Re: Running an active/active firewall/router (xt_cluster?)

Pablo Neira Ayuso <pablo@xxxxxxxxxxxxx> · Tue, 11 May 2021 14:24:23 +0200

Hi Oliver,

On Tue, May 11, 2021 at 11:28:23AM +0200, Oliver Freyermuth wrote:
> Hi Pablo,
> 
> a short additional question after considering this for a while longer:
> 
> Am 11.05.21 um 00:58 schrieb Oliver Freyermuth:
> > > > [...]
> > > > Basic tests show that this works as expected, but the details get messy.
> > > > 
> > > > 1. Certainly, conntrackd is needed to synchronize connection states.
> > > >     But is it always "fast enough"?  xt_cluster seems to match by the
> > > >     src_ip of the original direction of the flow[0] (if I read the code
> > > >     correctly), but what happens if the reply to an outgoing packet
> > > >     arrives at both firewalls before state is synchronized?
> > > 
> > > You can avoid this by setting DisableExternalCache to off. Then, in
> > > case one of your firewall node goes off, update the cluster rules and
> > > inject the entries (via keepalived, or your HA daemon of choice).
> > > 
> > > Recommended configuration is DisableExternalCache off and properly
> > > configure your HA daemon to assist conntrackd. Then, the conntrack
> > > entries in the "external cache" of conntrackd are added to the kernel
> > > when needed.
> > 
> > You caused a classic "facepalming" moment. Of course, that will solve (1)
> > completely. My initial thinking when disabling the external cache
> > was before I understood how xt_cluster works, and before I found that it uses the direction
> > of the flow, and then it just escaped my mind.
> > Thanks for clearing this up! :-)
> 
> Thinking about this, the conntrack synchronization requirements
> would essentially be "zero", since after a flow is established, it
> stays on the same machine, and conntrackd synchronization is only
> relevant on failover — right?

Well, you have to preventively synchronize states because you do not
know when your router will become unavailable, so one of the routers
in your pool takes over flows, right? So it depends on whether there
are HA requirements on your side for the existing flows.

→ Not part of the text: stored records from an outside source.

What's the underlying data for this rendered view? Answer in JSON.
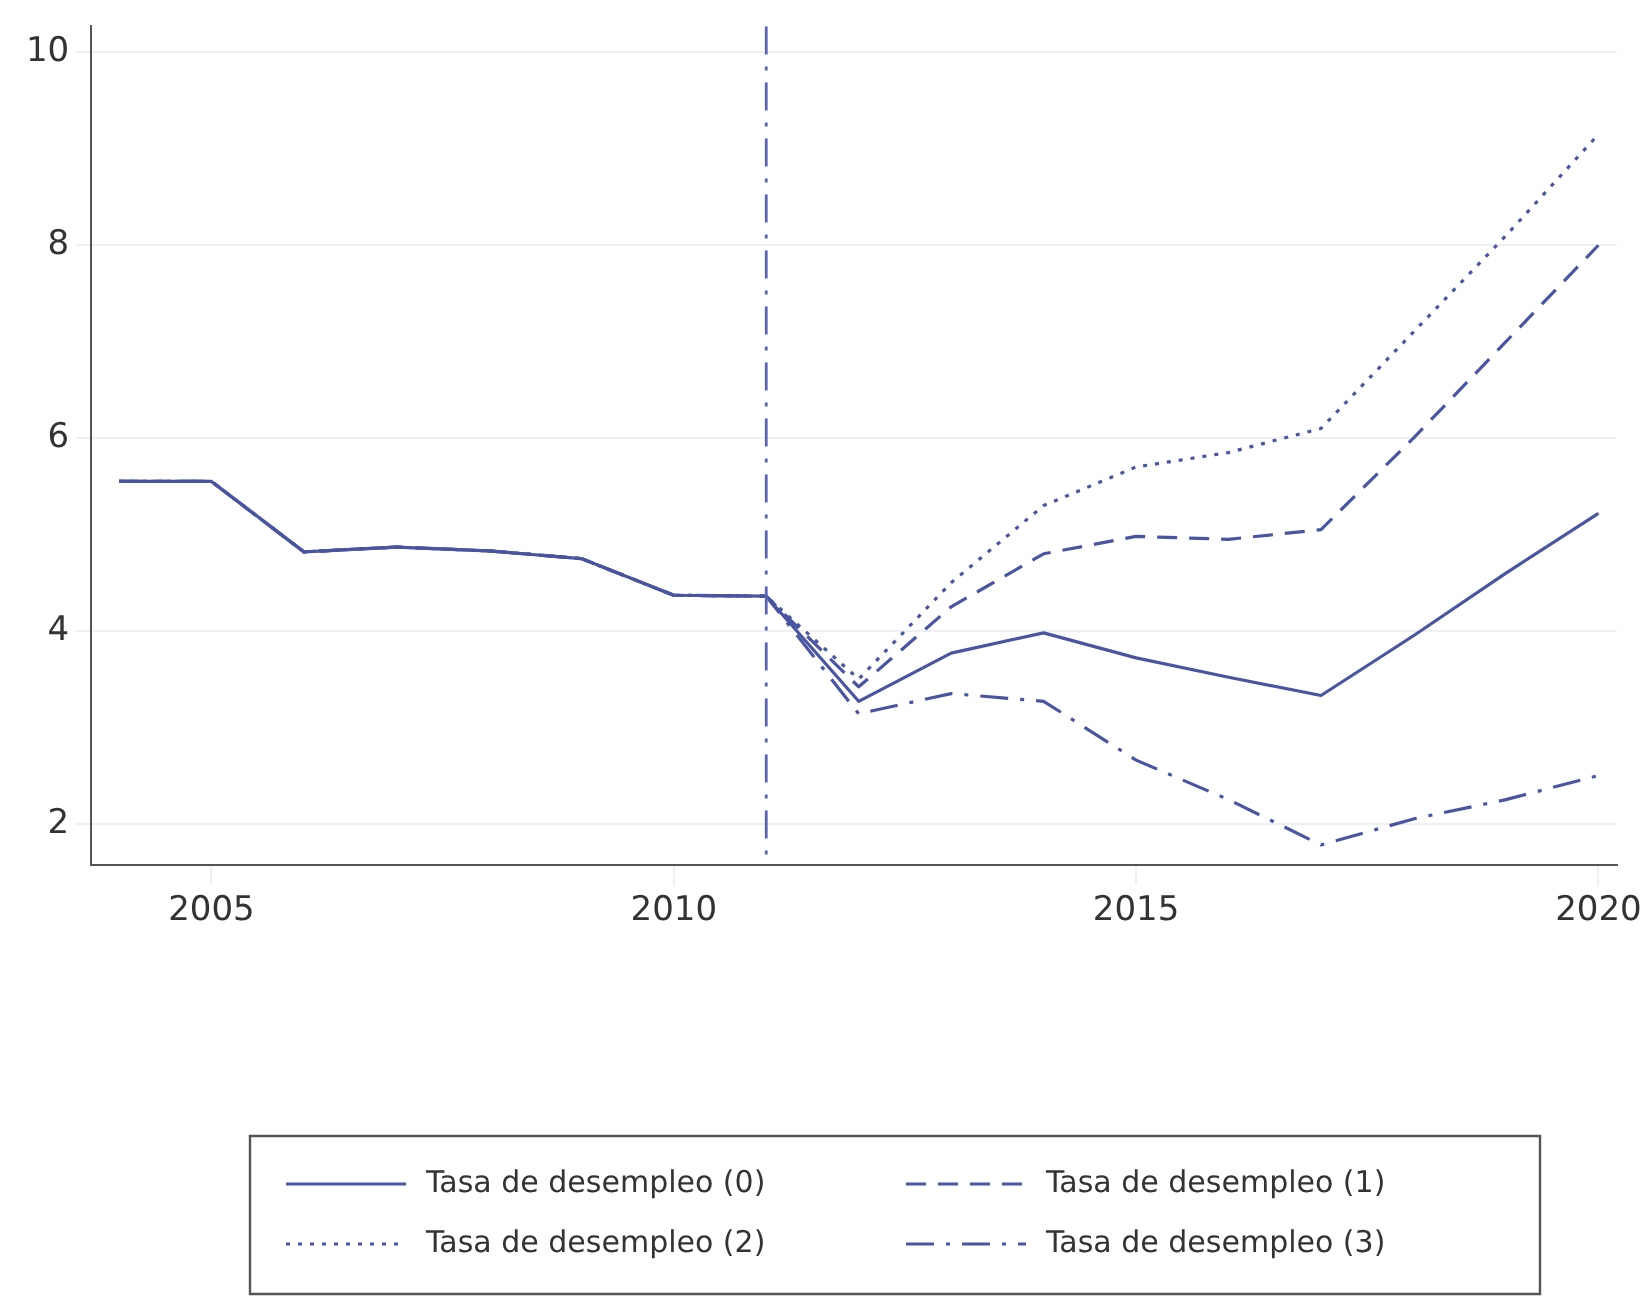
{
  "chart_data": {
    "type": "line",
    "x": [
      2004,
      2005,
      2006,
      2007,
      2008,
      2009,
      2010,
      2011,
      2012,
      2013,
      2014,
      2015,
      2016,
      2017,
      2018,
      2019,
      2020
    ],
    "series": [
      {
        "name": "Tasa de desempleo (0)",
        "color": "#4a55a2",
        "line_style": "solid",
        "values": [
          5.55,
          5.55,
          4.82,
          4.87,
          4.83,
          4.75,
          4.37,
          4.36,
          3.27,
          3.77,
          3.98,
          3.72,
          3.52,
          3.33,
          3.95,
          4.6,
          5.22
        ]
      },
      {
        "name": "Tasa de desempleo (1)",
        "color": "#4a55a2",
        "line_style": "dashed",
        "values": [
          5.55,
          5.55,
          4.82,
          4.87,
          4.83,
          4.75,
          4.37,
          4.36,
          3.42,
          4.25,
          4.8,
          4.98,
          4.95,
          5.05,
          6.0,
          7.0,
          8.0
        ]
      },
      {
        "name": "Tasa de desempleo (2)",
        "color": "#4a55a2",
        "line_style": "dotted",
        "values": [
          5.55,
          5.55,
          4.82,
          4.87,
          4.83,
          4.75,
          4.37,
          4.36,
          3.5,
          4.5,
          5.3,
          5.7,
          5.85,
          6.1,
          7.1,
          8.1,
          9.15
        ]
      },
      {
        "name": "Tasa de desempleo (3)",
        "color": "#4a55a2",
        "line_style": "dashdot",
        "values": [
          5.55,
          5.55,
          4.82,
          4.87,
          4.83,
          4.75,
          4.37,
          4.36,
          3.14,
          3.35,
          3.27,
          2.66,
          2.25,
          1.78,
          2.05,
          2.25,
          2.5
        ]
      }
    ],
    "xlim": [
      2003.7,
      2020.2
    ],
    "xticks": [
      2005,
      2010,
      2015,
      2020
    ],
    "ylim": [
      1.57,
      10.27
    ],
    "yticks": [
      2,
      4,
      6,
      8,
      10
    ],
    "ref_lines": [
      {
        "axis": "x",
        "value": 2011,
        "color": "#5a64b0",
        "line_style": "dashdot"
      }
    ],
    "grid": "y",
    "legend": "bottom",
    "marker": "none"
  }
}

> So this approach would not limit / reduce the achievable bandwidth,
> since the only ingredient are the mangling filters — so in case we
> can't go for dynamic routing with Quagga and hardware router stacks,
> this could even be a solution for high bandwidths?

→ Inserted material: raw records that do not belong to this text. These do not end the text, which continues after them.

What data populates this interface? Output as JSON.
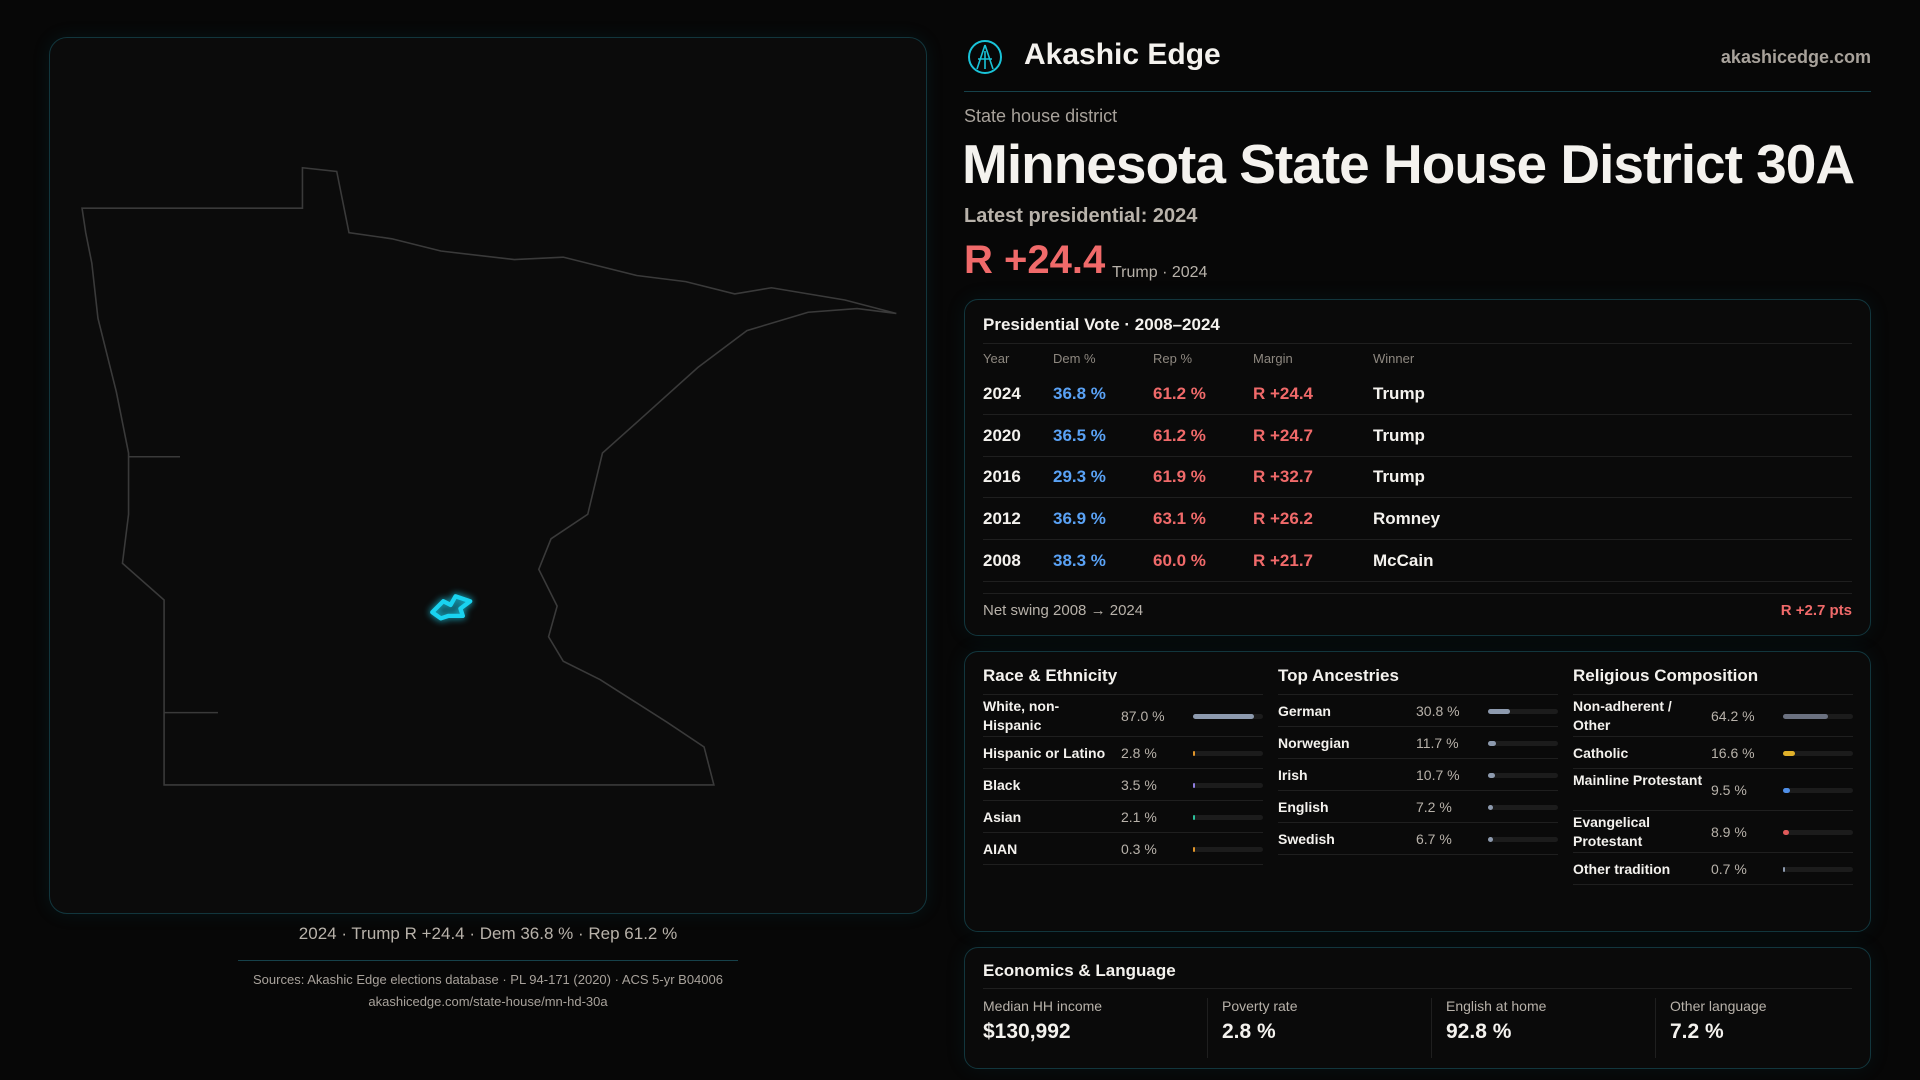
{
  "brand": {
    "name": "Akashic Edge",
    "domain": "akashicedge.com",
    "logo_icon": "akashic-logo-icon"
  },
  "map": {
    "caption": "2024 · Trump R +24.4 · Dem 36.8 % · Rep 61.2 %",
    "highlight_color": "#19d3f0"
  },
  "header": {
    "kicker": "State house district",
    "title": "Minnesota State House District 30A",
    "latest": "Latest presidential: 2024",
    "margin": "R +24.4",
    "margin_sub": "Trump · 2024"
  },
  "colors": {
    "dem": "#5aa2f5",
    "rep": "#f06a6a",
    "accent": "#19d3f0"
  },
  "presidential": {
    "title": "Presidential Vote · 2008–2024",
    "headers": [
      "Year",
      "Dem %",
      "Rep %",
      "Margin",
      "Winner"
    ],
    "rows": [
      {
        "year": "2024",
        "dem": "36.8 %",
        "rep": "61.2 %",
        "margin": "R +24.4",
        "winner": "Trump"
      },
      {
        "year": "2020",
        "dem": "36.5 %",
        "rep": "61.2 %",
        "margin": "R +24.7",
        "winner": "Trump"
      },
      {
        "year": "2016",
        "dem": "29.3 %",
        "rep": "61.9 %",
        "margin": "R +32.7",
        "winner": "Trump"
      },
      {
        "year": "2012",
        "dem": "36.9 %",
        "rep": "63.1 %",
        "margin": "R +26.2",
        "winner": "Romney"
      },
      {
        "year": "2008",
        "dem": "38.3 %",
        "rep": "60.0 %",
        "margin": "R +21.7",
        "winner": "McCain"
      }
    ],
    "swing_label": "Net swing 2008 → 2024",
    "swing_value": "R +2.7 pts"
  },
  "demographics": [
    {
      "title": "Race & Ethnicity",
      "items": [
        {
          "label": "White, non-Hispanic",
          "value": "87.0 %",
          "pct": 87.0,
          "color": "#8d9aae"
        },
        {
          "label": "Hispanic or Latino",
          "value": "2.8 %",
          "pct": 2.8,
          "color": "#e0952a"
        },
        {
          "label": "Black",
          "value": "3.5 %",
          "pct": 3.5,
          "color": "#8f7ee0"
        },
        {
          "label": "Asian",
          "value": "2.1 %",
          "pct": 2.1,
          "color": "#2bbf9a"
        },
        {
          "label": "AIAN",
          "value": "0.3 %",
          "pct": 0.3,
          "color": "#e0952a"
        }
      ]
    },
    {
      "title": "Top Ancestries",
      "items": [
        {
          "label": "German",
          "value": "30.8 %",
          "pct": 30.8,
          "color": "#8d9aae"
        },
        {
          "label": "Norwegian",
          "value": "11.7 %",
          "pct": 11.7,
          "color": "#8d9aae"
        },
        {
          "label": "Irish",
          "value": "10.7 %",
          "pct": 10.7,
          "color": "#8d9aae"
        },
        {
          "label": "English",
          "value": "7.2 %",
          "pct": 7.2,
          "color": "#8d9aae"
        },
        {
          "label": "Swedish",
          "value": "6.7 %",
          "pct": 6.7,
          "color": "#8d9aae"
        }
      ]
    },
    {
      "title": "Religious Composition",
      "items": [
        {
          "label": "Non-adherent / Other",
          "value": "64.2 %",
          "pct": 64.2,
          "color": "#6b7180"
        },
        {
          "label": "Catholic",
          "value": "16.6 %",
          "pct": 16.6,
          "color": "#e0b12a"
        },
        {
          "label": "Mainline Protestant",
          "value": "9.5 %",
          "pct": 9.5,
          "color": "#4f8fe8"
        },
        {
          "label": "Evangelical Protestant",
          "value": "8.9 %",
          "pct": 8.9,
          "color": "#e05a5a"
        },
        {
          "label": "Other tradition",
          "value": "0.7 %",
          "pct": 0.7,
          "color": "#8d9aae"
        }
      ]
    }
  ],
  "economics": {
    "title": "Economics & Language",
    "metrics": [
      {
        "label": "Median HH income",
        "value": "$130,992"
      },
      {
        "label": "Poverty rate",
        "value": "2.8 %"
      },
      {
        "label": "English at home",
        "value": "92.8 %"
      },
      {
        "label": "Other language",
        "value": "7.2 %"
      }
    ]
  },
  "footer": {
    "sources": "Sources: Akashic Edge elections database · PL 94-171 (2020) · ACS 5-yr B04006",
    "url": "akashicedge.com/state-house/mn-hd-30a"
  }
}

I think so, yes. However, note that you're spending cycles to drop
packets that your node does not own though.

In case you have HA requirements, there is a number of trade-offs you
can apply to reduce the synchronization workload, for example, only
synchronize TCP established connections to reduce the amount of
messages between the two routers. There is also tuning that your could
explore: You could play with affinity to pin conntrackd into a CPU
core which is *not* used to handle NIC interruptions. IIRC, there is
-j CT action in iptables that allows to filter the netlink events that
are sent to userspace conntrackd (e.g. you could just send events for
"ct status assured" flows to userspace).